OPINION:

Las Vegas real estate market is a wild ride

As most people know, Las Vegas’ housing market was among the most volatile in the country the past decade, with wild prices and construction during the bubble and a near wipeout in the bust.

What most people don’t realize is how unpredictable it still is.

Since hitting bottom a few years ago, the market has changed directions several times, with soaring and slowing prices; investors buying in bulk and then backing out; a surge in overpriced listings; and rising and plunging new-home sales. What’s more, Gov. Brian Sandoval last year approved housing laws that contradict each other, and two hallmarks of the recession — foreclosures and underwater borrowers — have improved but remain among the worst nationally.

Housing is a volatile business but seems more extreme in Las Vegas, with its long history of fast-paced construction, out-of-town investors and transient residents.

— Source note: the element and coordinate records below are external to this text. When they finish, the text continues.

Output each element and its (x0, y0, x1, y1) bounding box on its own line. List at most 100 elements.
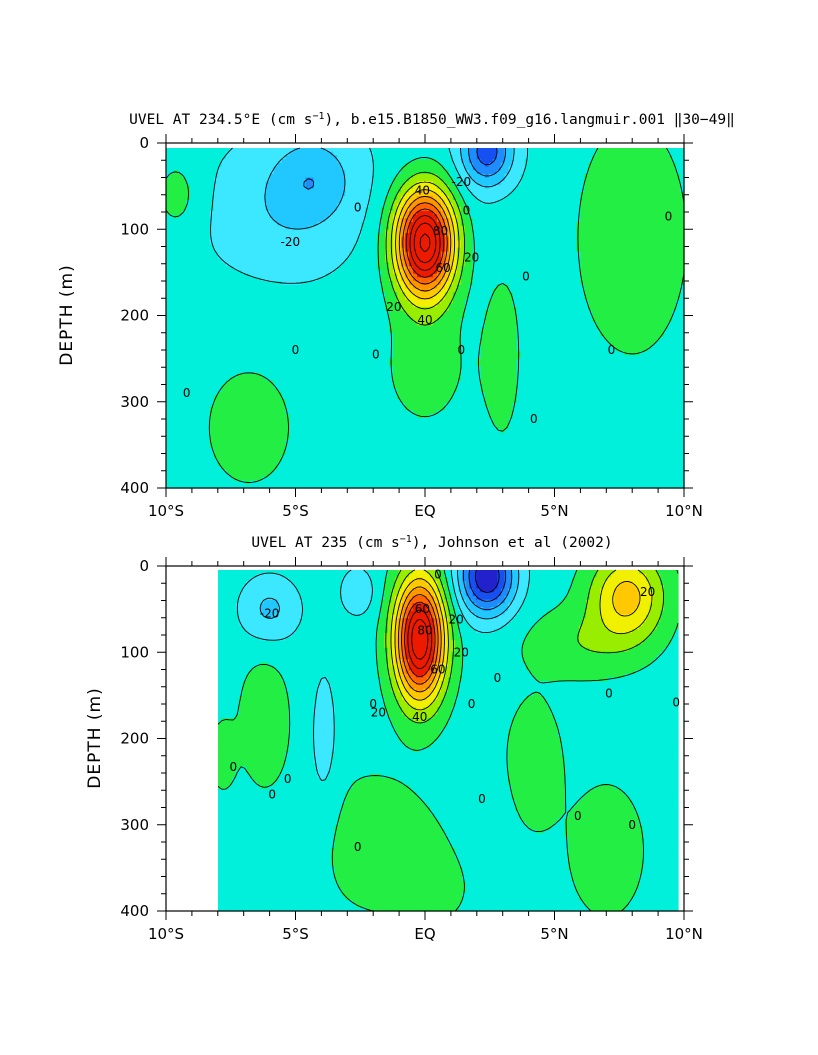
field-cell (369, 347, 374, 352)
field-cell (173, 425, 179, 430)
field-cell (345, 258, 350, 264)
field-cell (337, 192, 342, 197)
field-cell (365, 240, 370, 245)
field-cell (373, 321, 378, 326)
field-cell (185, 351, 191, 356)
field-cell (321, 380, 326, 386)
field-cell (373, 240, 378, 245)
field-cell (245, 310, 251, 315)
field-cell (221, 203, 227, 208)
field-cell (241, 332, 247, 338)
field-cell (325, 170, 330, 175)
field-cell (285, 214, 291, 219)
field-cell (341, 469, 346, 474)
field-cell (269, 188, 275, 193)
field-cell (333, 399, 338, 404)
field-cell (189, 417, 195, 423)
field-cell (166, 414, 171, 419)
field-cell (325, 329, 330, 334)
field-cell (273, 151, 279, 156)
field-cell (281, 480, 287, 485)
field-cell (225, 166, 231, 171)
field-cell (169, 432, 175, 437)
field-cell (169, 214, 175, 219)
field-cell (297, 480, 303, 485)
field-cell (197, 273, 203, 278)
field-cell (261, 240, 267, 245)
field-cell (325, 421, 330, 426)
field-cell (261, 181, 267, 186)
field-cell (249, 184, 255, 190)
field-cell (337, 262, 342, 267)
field-cell (213, 299, 219, 304)
field-cell (373, 281, 378, 286)
field-cell (177, 458, 183, 463)
field-cell (253, 273, 259, 278)
field-cell (261, 258, 267, 264)
field-cell (285, 233, 291, 238)
field-cell (309, 314, 315, 319)
field-cell (341, 454, 346, 460)
field-cell (361, 391, 366, 397)
field-cell (357, 299, 362, 304)
field-cell (337, 173, 342, 179)
field-cell (197, 199, 203, 205)
field-cell (241, 451, 247, 456)
field-cell (257, 465, 263, 471)
field-cell (193, 310, 199, 315)
field-cell (189, 432, 195, 437)
field-cell (305, 332, 311, 338)
field-cell (213, 458, 219, 463)
field-cell (225, 173, 231, 179)
field-cell (233, 277, 239, 282)
field-cell (373, 410, 378, 415)
field-cell (377, 373, 382, 378)
field-cell (369, 225, 374, 230)
field-cell (189, 480, 195, 485)
field-cell (281, 377, 287, 382)
field-cell (353, 343, 358, 349)
field-cell (333, 258, 338, 264)
field-cell (325, 439, 330, 445)
field-cell (193, 240, 199, 245)
field-cell (353, 462, 358, 467)
field-cell (249, 351, 255, 356)
field-cell (253, 458, 259, 463)
field-cell (301, 266, 307, 271)
field-cell (217, 358, 223, 363)
field-cell (169, 358, 175, 363)
field-cell (313, 225, 319, 230)
field-cell (329, 288, 334, 293)
field-cell (281, 303, 287, 308)
field-cell (169, 469, 175, 474)
field-cell (365, 428, 370, 434)
field-cell (329, 439, 334, 445)
field-cell (166, 203, 171, 208)
field-cell (337, 184, 342, 190)
field-cell (297, 292, 303, 297)
field-cell (369, 321, 374, 326)
field-cell (329, 229, 334, 234)
field-cell (321, 369, 326, 375)
field-cell (245, 155, 251, 160)
field-cell (365, 303, 370, 308)
field-cell (325, 247, 330, 253)
field-cell (345, 159, 350, 164)
field-cell (305, 395, 311, 400)
field-cell (329, 432, 334, 437)
field-cell (337, 225, 342, 230)
field-cell (317, 192, 322, 197)
field-cell (337, 221, 342, 227)
field-cell (241, 284, 247, 290)
field-cell (293, 255, 299, 260)
field-cell (381, 210, 386, 216)
field-cell (325, 325, 330, 330)
field-cell (285, 303, 291, 308)
field-cell (369, 221, 374, 227)
field-cell (305, 336, 311, 341)
field-cell (313, 258, 319, 264)
field-cell (289, 151, 295, 156)
field-cell (321, 207, 326, 212)
field-cell (317, 447, 322, 452)
field-cell (221, 159, 227, 164)
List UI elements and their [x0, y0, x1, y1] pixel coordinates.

“It’s a crazy market,” Realty One Group agent Jim Brooks said.

The median sales price of used single-family homes peaked in mid-2006 at $315,000 and hit bottom in early 2012 at $118,000, according to the Greater Las Vegas Association of Realtors. Prices soared at one of the fastest rates nationally afterward, thanks largely to investors’ voracious appetite for cheap homes. They bought in bulk, sight unseen, to turn into rentals, and pulled the market out of the trash heap. A typical house now sells for about $200,000.

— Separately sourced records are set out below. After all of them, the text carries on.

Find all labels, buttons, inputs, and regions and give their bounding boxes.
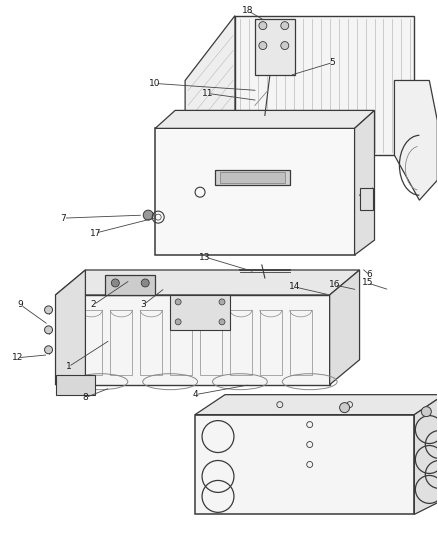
Polygon shape bbox=[56, 295, 330, 385]
Circle shape bbox=[45, 306, 53, 314]
Text: 10: 10 bbox=[149, 79, 161, 88]
Circle shape bbox=[421, 407, 431, 417]
Polygon shape bbox=[355, 110, 374, 255]
Text: 2: 2 bbox=[91, 301, 96, 309]
Polygon shape bbox=[235, 15, 414, 155]
Polygon shape bbox=[106, 275, 155, 295]
Polygon shape bbox=[56, 270, 360, 295]
Polygon shape bbox=[220, 172, 285, 183]
Circle shape bbox=[219, 299, 225, 305]
Text: 13: 13 bbox=[199, 253, 211, 262]
Polygon shape bbox=[395, 80, 437, 200]
Text: 6: 6 bbox=[367, 270, 372, 279]
Polygon shape bbox=[155, 110, 374, 128]
Circle shape bbox=[175, 319, 181, 325]
Text: 1: 1 bbox=[66, 362, 71, 372]
Text: 3: 3 bbox=[140, 301, 146, 309]
Polygon shape bbox=[215, 170, 290, 185]
Circle shape bbox=[143, 210, 153, 220]
Text: 5: 5 bbox=[330, 58, 336, 67]
Circle shape bbox=[259, 22, 267, 30]
Text: 15: 15 bbox=[362, 278, 373, 287]
Text: 7: 7 bbox=[60, 214, 67, 223]
Polygon shape bbox=[195, 415, 414, 514]
Polygon shape bbox=[56, 375, 95, 394]
Text: 9: 9 bbox=[18, 301, 24, 309]
Circle shape bbox=[281, 42, 289, 50]
Polygon shape bbox=[155, 128, 355, 255]
Text: 12: 12 bbox=[12, 353, 23, 362]
Circle shape bbox=[45, 326, 53, 334]
Polygon shape bbox=[56, 270, 85, 385]
Circle shape bbox=[281, 22, 289, 30]
Circle shape bbox=[259, 42, 267, 50]
Circle shape bbox=[111, 279, 119, 287]
Polygon shape bbox=[195, 394, 438, 415]
Text: 4: 4 bbox=[192, 390, 198, 399]
Circle shape bbox=[45, 346, 53, 354]
Circle shape bbox=[339, 402, 350, 413]
Text: 16: 16 bbox=[329, 280, 340, 289]
Polygon shape bbox=[170, 295, 230, 330]
Text: 17: 17 bbox=[90, 229, 101, 238]
Polygon shape bbox=[255, 19, 295, 76]
Polygon shape bbox=[360, 188, 372, 210]
Polygon shape bbox=[414, 394, 438, 514]
Text: 18: 18 bbox=[242, 6, 254, 15]
Text: 11: 11 bbox=[202, 89, 214, 98]
Circle shape bbox=[175, 299, 181, 305]
Circle shape bbox=[219, 319, 225, 325]
Polygon shape bbox=[330, 270, 360, 385]
Polygon shape bbox=[185, 15, 235, 190]
Text: 14: 14 bbox=[289, 282, 300, 292]
Text: 8: 8 bbox=[82, 393, 88, 402]
Circle shape bbox=[141, 279, 149, 287]
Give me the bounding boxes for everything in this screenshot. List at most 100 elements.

With fewer bargains out there, investors have been pulling back for months, while sellers, emboldened by the rebound, often list too high and get ignored by the shrinking number of buyers.

The homebuilding market, after recovering from the depths, is plunging again as would-be owners, saddled with financial woes and sticker shock, can’t pay developers’ rising prices. Builders have sold 23 percent fewer homes year-over-year, compared with a roughly 33 percent jump in 2013, Home Builders Research says.

Las Vegas’ notorious mortgage woes have eased, but banks still target delinquent borrowers more often here than in most states, and the share of upside-down homeowners is second-highest among major cities, recent reports say.

Meanwhile, Sandoval last year signed Senate Bill 321, the “Homeowner’s Bill of Rights,” which sought to make it easier for residents to avoid foreclosure. But he also signed Assembly Bill 300, which makes it easier for banks to seize homes.

When the dust settles and Las Vegas finally finds its housing equilibrium, we’ll be able to look back and try to explain it all. But for now, it might be best to keep your arms and legs inside the car because this roller coaster ride isn’t quite over.